For further info on this, I'd recommend contacting Dr John Altringham of Leeds University.

Anonymous said...

Hi there Lindsay! I suppose you KNEW I would show up.

It just so happens that when I was going through Sanderson's files, I happened to go threough Bartel's report transcript and several drafts of Sanderson's chapter. There were some pieces cut out of the final version to make reading simpler and the original took great pains to explain why the Ahool would not be an owl, and what the exact terminology about the flat forearms and the claws on the wings would mean. These were specifications about translating the exact words used in the native accounts.

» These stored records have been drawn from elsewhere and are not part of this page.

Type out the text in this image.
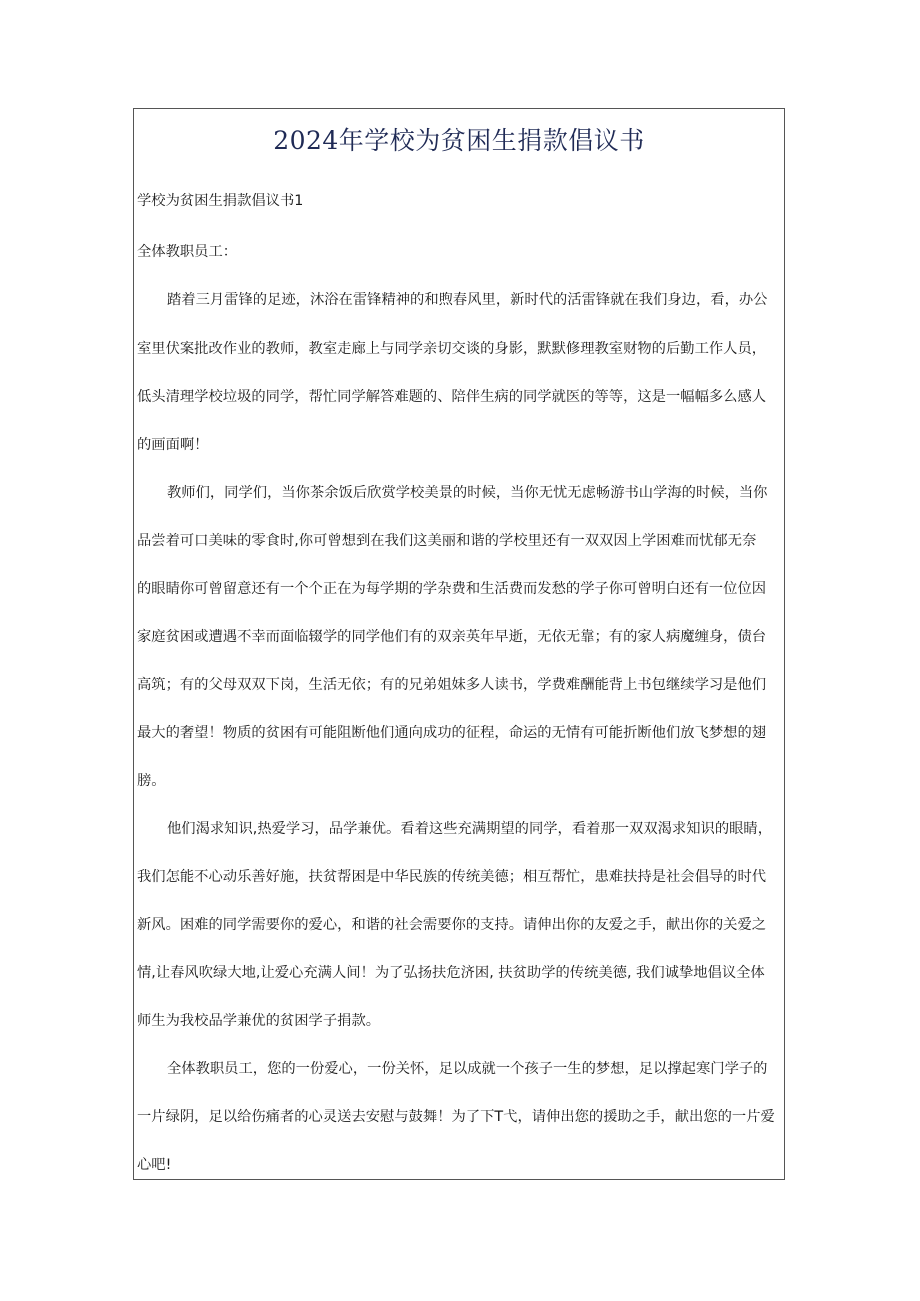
2024年学校为贫困生捐款倡议书
学校为贫困生捐款倡议书1
全体教职员工：
踏着三月雷锋的足迹，沐浴在雷锋精神的和煦春风里，新时代的活雷锋就在我们身边，看，办公
室里伏案批改作业的教师，教室走廊上与同学亲切交谈的身影，默默修理教室财物的后勤工作人员，
低头清理学校垃圾的同学，帮忙同学解答难题的、陪伴生病的同学就医的等等，这是一幅幅多么感人
的画面啊！
教师们，同学们，当你茶余饭后欣赏学校美景的时候，当你无忧无虑畅游书山学海的时候，当你
品尝着可口美味的零食时,你可曾想到在我们这美丽和谐的学校里还有一双双因上学困难而忧郁无奈
的眼睛你可曾留意还有一个个正在为每学期的学杂费和生活费而发愁的学子你可曾明白还有一位位因
家庭贫困或遭遇不幸而面临辍学的同学他们有的双亲英年早逝，无依无靠；有的家人病魔缠身，债台
高筑；有的父母双双下岗，生活无依；有的兄弟姐妹多人读书，学费难酬能背上书包继续学习是他们
最大的奢望！物质的贫困有可能阻断他们通向成功的征程，命运的无情有可能折断他们放飞梦想的翅
膀。
他们渴求知识,热爱学习，品学兼优。看着这些充满期望的同学，看着那一双双渴求知识的眼睛，
我们怎能不心动乐善好施，扶贫帮困是中华民族的传统美德；相互帮忙，患难扶持是社会倡导的时代
新风。困难的同学需要你的爱心，和谐的社会需要你的支持。请伸出你的友爱之手，献出你的关爱之
情,让春风吹绿大地,让爱心充满人间！为了弘扬扶危济困, 扶贫助学的传统美德, 我们诚挚地倡议全体
师生为我校品学兼优的贫困学子捐款。
全体教职员工，您的一份爱心，一份关怀，足以成就一个孩子一生的梦想，足以撑起寒门学子的
一片绿阴，足以给伤痛者的心灵送去安慰与鼓舞！为了下T弋，请伸出您的援助之手，献出您的一片爱
心吧!
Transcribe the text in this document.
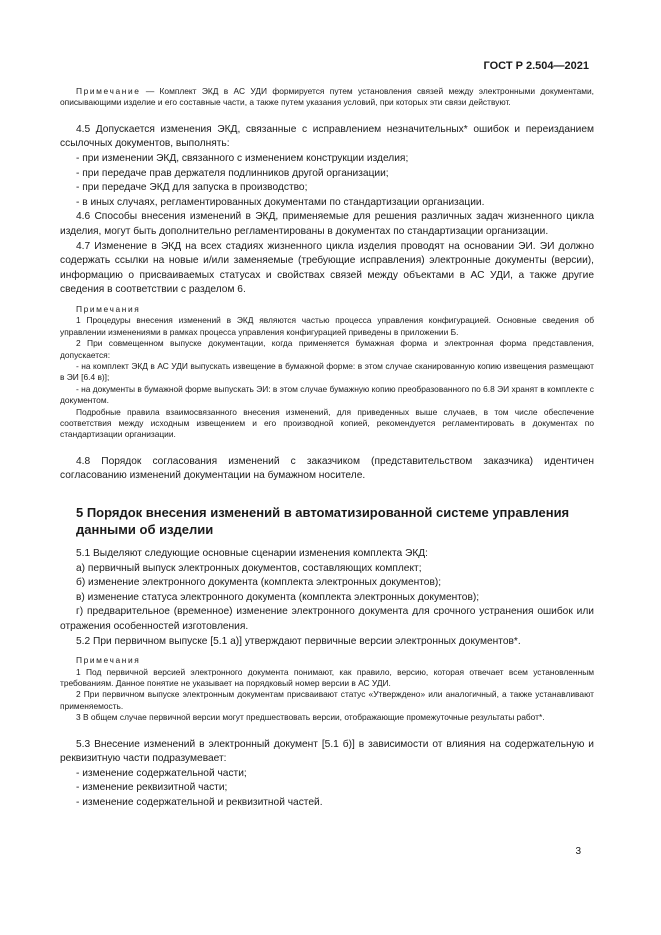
ГОСТ Р 2.504—2021

Примечание — Комплект ЭКД в АС УДИ формируется путем установления связей между электронными документами, описывающими изделие и его составные части, а также путем указания условий, при которых эти связи действуют.

4.5 Допускается изменения ЭКД, связанные с исправлением незначительных* ошибок и переизданием ссылочных документов, выполнять:

- при изменении ЭКД, связанного с изменением конструкции изделия;

- при передаче прав держателя подлинников другой организации;

- при передаче ЭКД для запуска в производство;

- в иных случаях, регламентированных документами по стандартизации организации.

4.6 Способы внесения изменений в ЭКД, применяемые для решения различных задач жизненного цикла изделия, могут быть дополнительно регламентированы в документах по стандартизации организации.

4.7 Изменение в ЭКД на всех стадиях жизненного цикла изделия проводят на основании ЭИ. ЭИ должно содержать ссылки на новые и/или заменяемые (требующие исправления) электронные документы (версии), информацию о присваиваемых статусах и свойствах связей между объектами в АС УДИ, а также другие сведения в соответствии с разделом 6.

Примечания

1 Процедуры внесения изменений в ЭКД являются частью процесса управления конфигурацией. Основные сведения об управлении изменениями в рамках процесса управления конфигурацией приведены в приложении Б.

2 При совмещенном выпуске документации, когда применяется бумажная форма и электронная форма представления, допускается:

- на комплект ЭКД в АС УДИ выпускать извещение в бумажной форме: в этом случае сканированную копию извещения размещают в ЭИ [6.4 в)];

- на документы в бумажной форме выпускать ЭИ: в этом случае бумажную копию преобразованного по 6.8 ЭИ хранят в комплекте с документом.

Подробные правила взаимосвязанного внесения изменений, для приведенных выше случаев, в том числе обеспечение соответствия между исходным извещением и его производной копией, рекомендуется регламентировать в документах по стандартизации организации.

4.8 Порядок согласования изменений с заказчиком (представительством заказчика) идентичен согласованию изменений документации на бумажном носителе.

5 Порядок внесения изменений в автоматизированной системе управления данными об изделии

5.1 Выделяют следующие основные сценарии изменения комплекта ЭКД:

а) первичный выпуск электронных документов, составляющих комплект;

б) изменение электронного документа (комплекта электронных документов);

в) изменение статуса электронного документа (комплекта электронных документов);

г) предварительное (временное) изменение электронного документа для срочного устранения ошибок или отражения особенностей изготовления.

5.2 При первичном выпуске [5.1 а)] утверждают первичные версии электронных документов*.

Примечания

1 Под первичной версией электронного документа понимают, как правило, версию, которая отвечает всем установленным требованиям. Данное понятие не указывает на порядковый номер версии в АС УДИ.

2 При первичном выпуске электронным документам присваивают статус «Утверждено» или аналогичный, а также устанавливают применяемость.

3 В общем случае первичной версии могут предшествовать версии, отображающие промежуточные результаты работ*.

5.3 Внесение изменений в электронный документ [5.1 б)] в зависимости от влияния на содержательную и реквизитную части подразумевает:

- изменение содержательной части;

- изменение реквизитной части;

- изменение содержательной и реквизитной частей.

3
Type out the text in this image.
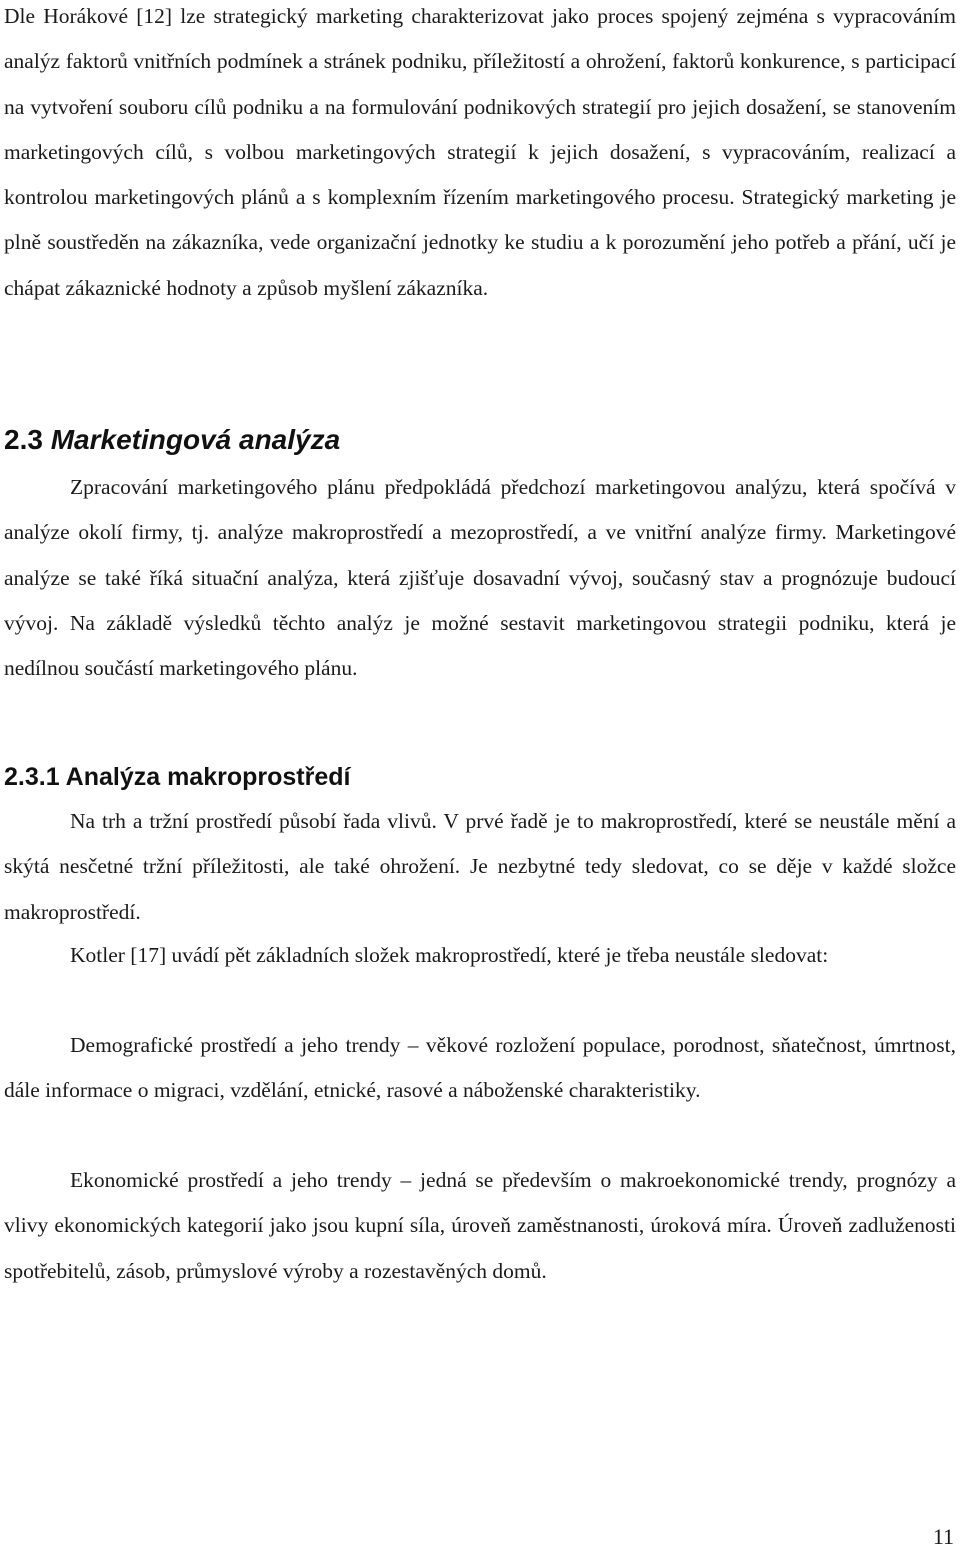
Dle Horákové [12] lze strategický marketing charakterizovat jako proces spojený zejména s vypracováním analýz faktorů vnitřních podmínek a stránek podniku, příležitostí a ohrožení, faktorů konkurence, s participací na vytvoření souboru cílů podniku a na formulování podnikových strategií pro jejich dosažení, se stanovením marketingových cílů, s volbou marketingových strategií k jejich dosažení, s vypracováním, realizací a kontrolou marketingových plánů a s komplexním řízením marketingového procesu. Strategický marketing je plně soustředěn na zákazníka, vede organizační jednotky ke studiu a k porozumění jeho potřeb a přání, učí je chápat zákaznické hodnoty a způsob myšlení zákazníka.

2.3 Marketingová analýza

Zpracování marketingového plánu předpokládá předchozí marketingovou analýzu, která spočívá v analýze okolí firmy, tj. analýze makroprostředí a mezoprostředí, a ve vnitřní analýze firmy. Marketingové analýze se také říká situační analýza, která zjišťuje dosavadní vývoj, současný stav a prognózuje budoucí vývoj. Na základě výsledků těchto analýz je možné sestavit marketingovou strategii podniku, která je nedílnou součástí marketingového plánu.

2.3.1 Analýza makroprostředí

Na trh a tržní prostředí působí řada vlivů. V prvé řadě je to makroprostředí, které se neustále mění a skýtá nesčetné tržní příležitosti, ale také ohrožení. Je nezbytné tedy sledovat, co se děje v každé složce makroprostředí.

Kotler [17] uvádí pět základních složek makroprostředí, které je třeba neustále sledovat:

Demografické prostředí a jeho trendy – věkové rozložení populace, porodnost, sňatečnost, úmrtnost, dále informace o migraci, vzdělání, etnické, rasové a náboženské charakteristiky.

Ekonomické prostředí a jeho trendy – jedná se především o makroekonomické trendy, prognózy a vlivy ekonomických kategorií jako jsou kupní síla, úroveň zaměstnanosti, úroková míra. Úroveň zadluženosti spotřebitelů, zásob, průmyslové výroby a rozestavěných domů.

11
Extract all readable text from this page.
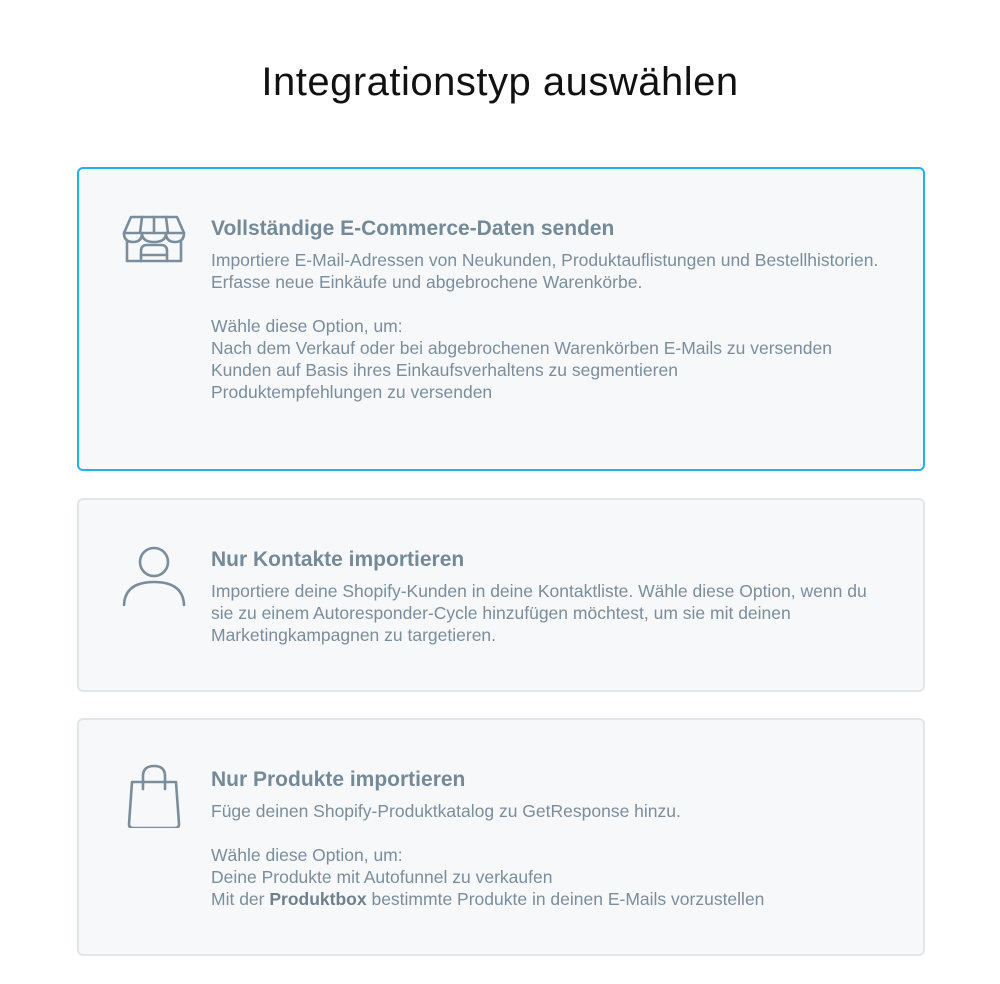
Integrationstyp auswählen

Vollständige E-Commerce-Daten senden

Importiere E-Mail-Adressen von Neukunden, Produktauflistungen und Bestellhistorien. Erfasse neue Einkäufe und abgebrochene Warenkörbe.

Wähle diese Option, um:

Nach dem Verkauf oder bei abgebrochenen Warenkörben E-Mails zu versenden

Kunden auf Basis ihres Einkaufsverhaltens zu segmentieren

Produktempfehlungen zu versenden

Nur Kontakte importieren

Importiere deine Shopify-Kunden in deine Kontaktliste. Wähle diese Option, wenn du sie zu einem Autoresponder-Cycle hinzufügen möchtest, um sie mit deinen Marketingkampagnen zu targetieren.

Nur Produkte importieren

Füge deinen Shopify-Produktkatalog zu GetResponse hinzu.

Wähle diese Option, um:

Deine Produkte mit Autofunnel zu verkaufen

Mit der Produktbox bestimmte Produkte in deinen E-Mails vorzustellen
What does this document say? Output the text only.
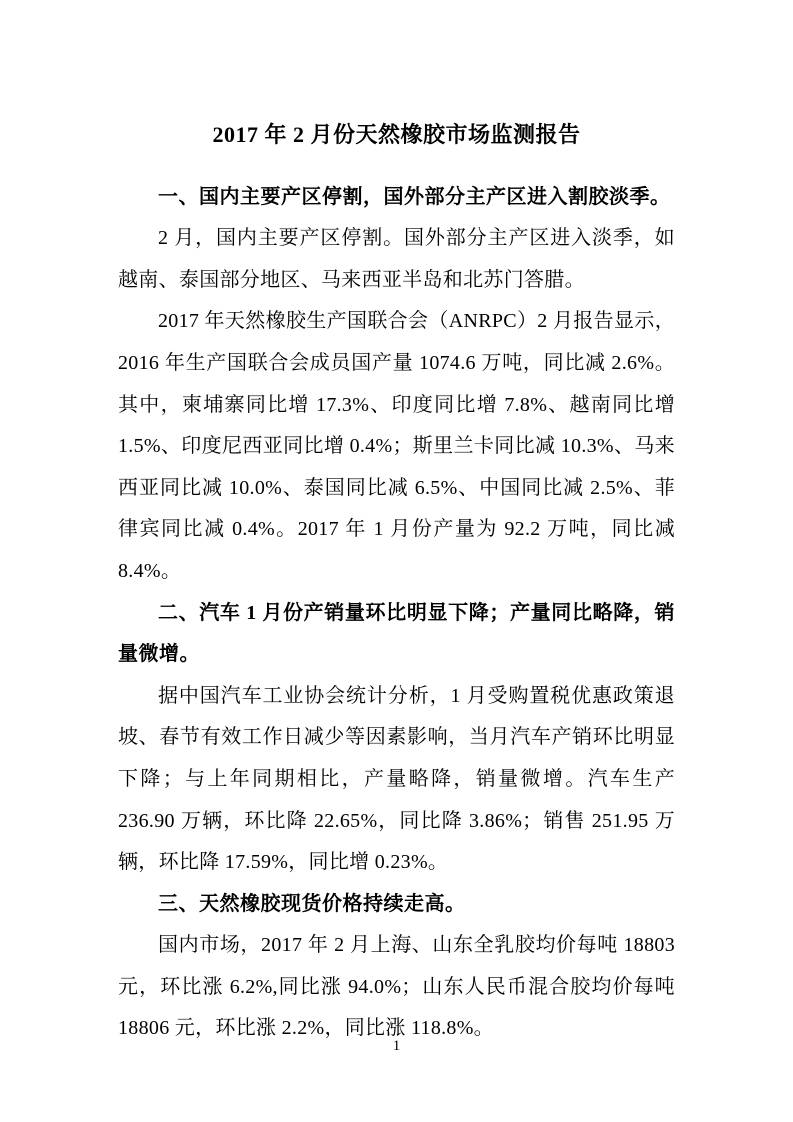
2017 年 2 月份天然橡胶市场监测报告
一、国内主要产区停割，国外部分主产区进入割胶淡季。

2 月，国内主要产区停割。国外部分主产区进入淡季，如越南、泰国部分地区、马来西亚半岛和北苏门答腊。

2017 年天然橡胶生产国联合会（ANRPC）2 月报告显示，2016 年生产国联合会成员国产量 1074.6 万吨，同比减 2.6%。其中，柬埔寨同比增 17.3%、印度同比增 7.8%、越南同比增 1.5%、印度尼西亚同比增 0.4%；斯里兰卡同比减 10.3%、马来西亚同比减 10.0%、泰国同比减 6.5%、中国同比减 2.5%、菲律宾同比减 0.4%。2017 年 1 月份产量为 92.2 万吨，同比减 8.4%。

二、汽车 1 月份产销量环比明显下降；产量同比略降，销量微增。

据中国汽车工业协会统计分析，1 月受购置税优惠政策退坡、春节有效工作日减少等因素影响，当月汽车产销环比明显下降；与上年同期相比，产量略降，销量微增。汽车生产 236.90 万辆，环比降 22.65%，同比降 3.86%；销售 251.95 万辆，环比降 17.59%，同比增 0.23%。

三、天然橡胶现货价格持续走高。

国内市场，2017 年 2 月上海、山东全乳胶均价每吨 18803 元，环比涨 6.2%,同比涨 94.0%；山东人民币混合胶均价每吨 18806 元，环比涨 2.2%，同比涨 118.8%。

1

Sanderson did not refer to the bat he saw as a Kongamato (which in my opinion is something else entirely different) but he said it was called Olitiau. Actually that seems to have been the locals' name for the Christian Devil, according to Heuvelmans: the natives told Sanderson he had seen the very Devil himself. No wonder they thought it best he should leave the "Bad" place where he saw the bat.

There is also a New World analogue to the Ahool, and most sources call it Kamazotz. Depictions of it can be strikingly like the Ahool's description.

Tabitca said...

Thanks for the great comments guys!
I think you are both stars.It is one of the more likely cryptids to exist I think.Unfortunately with the decimation of the forests it may already be extinct.